I am majestic! I am ineffable! I am fluffy!

"Oh, I has feets"


-180 degree turn-
"Oh, he has feets"


"And you has feets."






-HEAVY BREATHING-
It
It went
It went up and perched on her head
It's on her head
Owl hat
OWL HAT


"Lemme just get this offa here.."


"There we go! Majestic hat photo op."
(clearly she did not actually say this)




He's so tame, the handler and probably anyone else he likes can cuddle him like a baby.
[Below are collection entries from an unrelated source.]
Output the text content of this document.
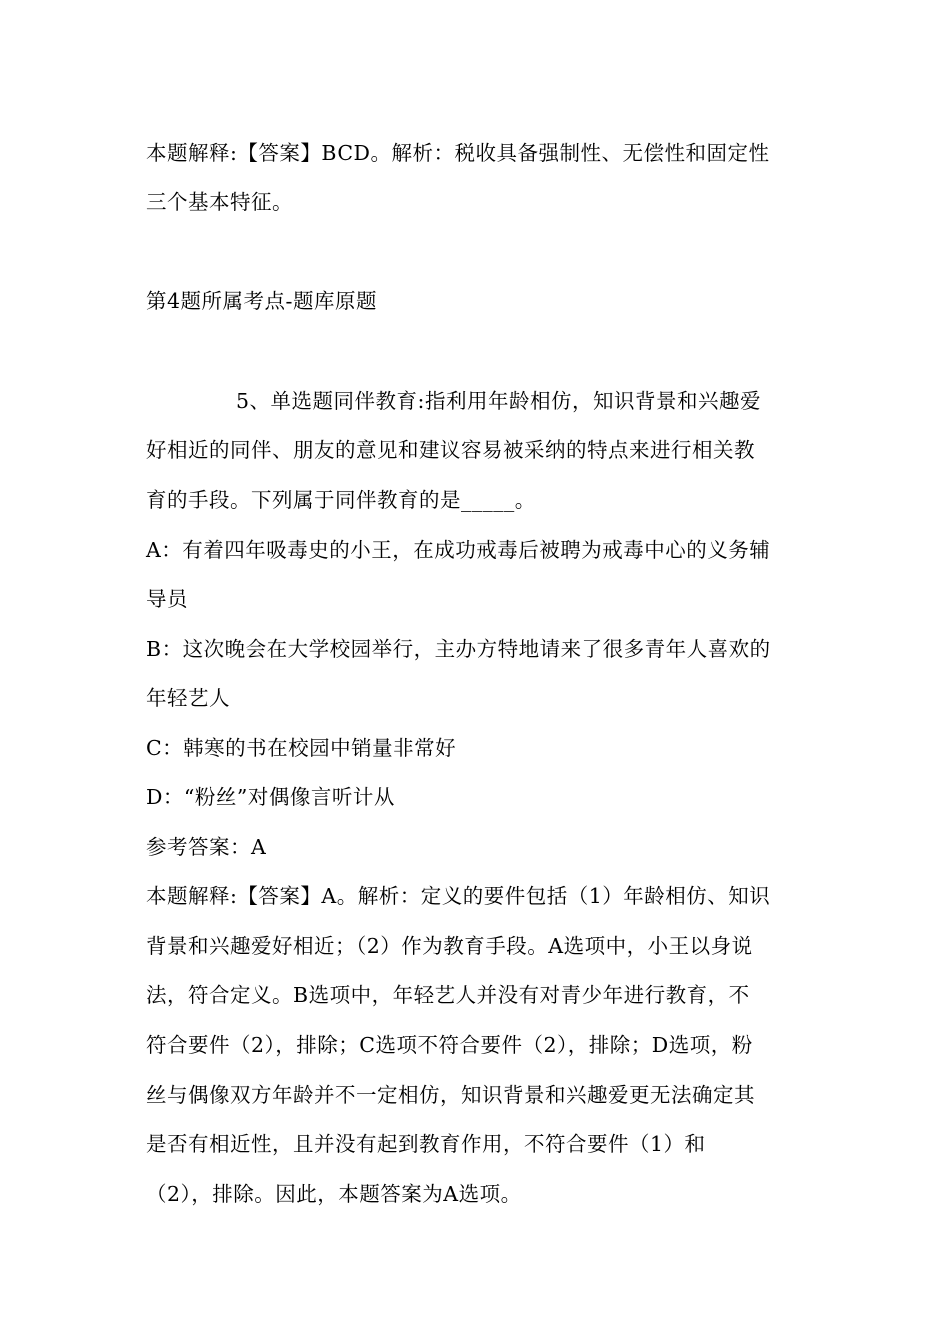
本题解释:【答案】BCD。解析：税收具备强制性、无偿性和固定性
三个基本特征。
第4题所属考点-题库原题
5、单选题同伴教育:指利用年龄相仿，知识背景和兴趣爱
好相近的同伴、朋友的意见和建议容易被采纳的特点来进行相关教
育的手段。下列属于同伴教育的是_____。
A：有着四年吸毒史的小王，在成功戒毒后被聘为戒毒中心的义务辅
导员
B：这次晚会在大学校园举行，主办方特地请来了很多青年人喜欢的
年轻艺人
C：韩寒的书在校园中销量非常好
D：“粉丝”对偶像言听计从
参考答案：A
本题解释:【答案】A。解析：定义的要件包括（1）年龄相仿、知识
背景和兴趣爱好相近；（2）作为教育手段。A选项中，小王以身说
法，符合定义。B选项中，年轻艺人并没有对青少年进行教育，不
符合要件（2），排除；C选项不符合要件（2），排除；D选项，粉
丝与偶像双方年龄并不一定相仿，知识背景和兴趣爱更无法确定其
是否有相近性，且并没有起到教育作用，不符合要件（1）和
（2），排除。因此，本题答案为A选项。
-blacks out from prolonged intense heavy breathing-

"WAT."
Can someone who knows owls tell me what the fuck this one is sitting on? 
I mean, I thought they stood on their feet. This one is sitting like a human. 
Physiologically, what is happening here? Did he evolve a butt after a lifetime in captivity? 
It looks so unnatural, I have so many questions.


 
He's making a little pathetic shrieky "I want attention" sound but it looks so much like genuine befuddlement. I am smitten.


Raw chicken time.


This is their biggest owl, Bob. For how large he is (his taloned feet are almost as big as my hands, dude), he's amazingly docile. Every now and then he makes a chirping sound that seems way too tiny for him, and the owners of Owl Village insisted that he's very huggable, but neither of us wanted to try going in for a full cuddle on the first date.

The white barn owl took a big 'ol shit of liquified, digested raw chicken onto the floor, mere moments after being peeled out of the pink and white hair of a Dutch woman who was in the room with us, narrowly missing us all and spraying my black boots with a fine, white, stinky mist. When the owner whipped out the mop (the Swiffer kind, with disposable wet wipe sheets) to clean it up I was like,

"... What is that one doing?" -gestures toward extremely agitated owl-

"Oh, him! He hates the mop. Haha."


-whispers- "Hates it."


-owl intensity intensifies-


The little moustachioed one woke up! When I looked at the pictures later I was like, "Aww, it looks like you're crying in this one!" to which Rejon replied, "Yeah, I probably was a little".


The next night I headed out to Earthdom for the P.L.F.show (I can definitely count on one hand the number of Monday shows I've gone to) and to meet who was our brand-spanking-new friend at this point, Jharrod. I guess we actually met at that same venue during the Warfuck show two or three weekends before, but it was one of those rare nights when all the foreigners crawl out of the woodwork and are drawn like moths to a flame to one very special place, and the planets align and mystical forces converge, and I was also too drunk to remember.



I asked Self Deconstruction's guitarist Kuzuha if this ensemble was Meta, the lolita brand I coveted as a 15 year-old who still watched anime, but he was like, "No, Angelic Pretty." 
and at that point sempai ceased to notice me. I am shame.


These are from Bodyline though, right? Right?!


RIGHT?!


P.L.F. have been doing this for well over a decade and play an extremely tight set.